OCULTACIÓN DEL CUERPO
Tras el crimen, el acusado introdujo el cadáver en el maletero del vehículo de la víctima, tras atarlo de pies y manos con plástico agrícola. Posteriormente, se hizo con las llaves y condujo el coche realizando varios desplazamientos.
Durante horas, el joven circuló de forma errática por El Ejido, siendo captado por distintas cámaras de seguridad. Finalmente, sobre las 11:44 horas, estacionó el vehículo en la calle Mirasol de San Agustín, cerca de una nave hortofrutícola próxima a la vivienda de su padre.
A los pocos minutos regresó al coche y volvió a marcharse, para regresar al mismo punto alrededor de las 15:00 horas, donde lo dejó definitivamente.
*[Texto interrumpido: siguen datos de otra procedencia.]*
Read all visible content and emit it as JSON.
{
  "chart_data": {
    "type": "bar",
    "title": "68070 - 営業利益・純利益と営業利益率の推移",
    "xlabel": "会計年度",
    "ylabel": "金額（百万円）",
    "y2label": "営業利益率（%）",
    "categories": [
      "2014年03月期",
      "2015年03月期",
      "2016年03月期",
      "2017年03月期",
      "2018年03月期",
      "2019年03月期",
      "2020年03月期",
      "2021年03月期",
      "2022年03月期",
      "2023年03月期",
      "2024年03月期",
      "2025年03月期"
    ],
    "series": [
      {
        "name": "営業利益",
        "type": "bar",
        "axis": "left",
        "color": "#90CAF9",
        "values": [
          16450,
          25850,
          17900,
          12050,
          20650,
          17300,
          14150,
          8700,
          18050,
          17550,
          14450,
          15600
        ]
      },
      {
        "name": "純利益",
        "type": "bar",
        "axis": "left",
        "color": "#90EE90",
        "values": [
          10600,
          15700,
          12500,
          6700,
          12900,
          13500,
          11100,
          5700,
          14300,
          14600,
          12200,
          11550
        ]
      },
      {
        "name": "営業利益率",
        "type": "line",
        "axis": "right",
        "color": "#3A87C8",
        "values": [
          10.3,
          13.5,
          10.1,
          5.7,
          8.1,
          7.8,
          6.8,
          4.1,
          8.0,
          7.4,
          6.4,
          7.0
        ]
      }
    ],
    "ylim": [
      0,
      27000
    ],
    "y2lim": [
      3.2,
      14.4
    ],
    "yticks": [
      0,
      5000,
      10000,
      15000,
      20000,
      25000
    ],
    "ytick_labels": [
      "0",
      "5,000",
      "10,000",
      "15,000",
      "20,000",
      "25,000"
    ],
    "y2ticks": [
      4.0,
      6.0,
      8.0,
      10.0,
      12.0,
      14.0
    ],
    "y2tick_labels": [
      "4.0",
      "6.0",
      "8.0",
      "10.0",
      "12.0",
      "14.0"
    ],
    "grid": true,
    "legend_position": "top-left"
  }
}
El vehículo no fue localizado por la Policía hasta pasada la medianoche del 29 de septiembre, momento en el que se halló el cuerpo.
Además de la pena de prisión, la Fiscalía reclama una indemnización de 350.000 euros para los familiares por daños morales, así como que no se conceda el tercer grado hasta que se cumpla al menos la mitad de la condena.
DESAPARECIDO EN VÍSPERAS DE VIAJE
Antonio Campos había salido de su domicilio con la intención de regresar a dormir, ya que al día siguiente tenía previsto desplazarse a Granada para asistir a una procesión con amigos. Fue visto por última vez en dirección a El Ejido por cámaras de tráfico.
Su desaparición generó una amplia movilización vecinal para tratar de localizarlo. La colaboración de su entorno permitió encontrar el vehículo en poco tiempo, lo que provocó una fuerte conmoción, con concentraciones de duelo tanto en Berja como en El Ejido.
La autopsia situó la muerte en torno a las 2:00 horas del 28 de septiembre. Durante unas 12 horas, el acusado condujo el coche de la víctima por el municipio, lo que llevó a los investigadores a no descartar posibles contactos con terceros.
La causa cuenta ya con informes clave, como el de ADN, la autopsia, la geolocalización por antenas y el análisis de los teléfonos móviles. De estos últimos se desprende que víctima y acusado se conocían previamente, según las conversaciones mantenidas en los días anteriores.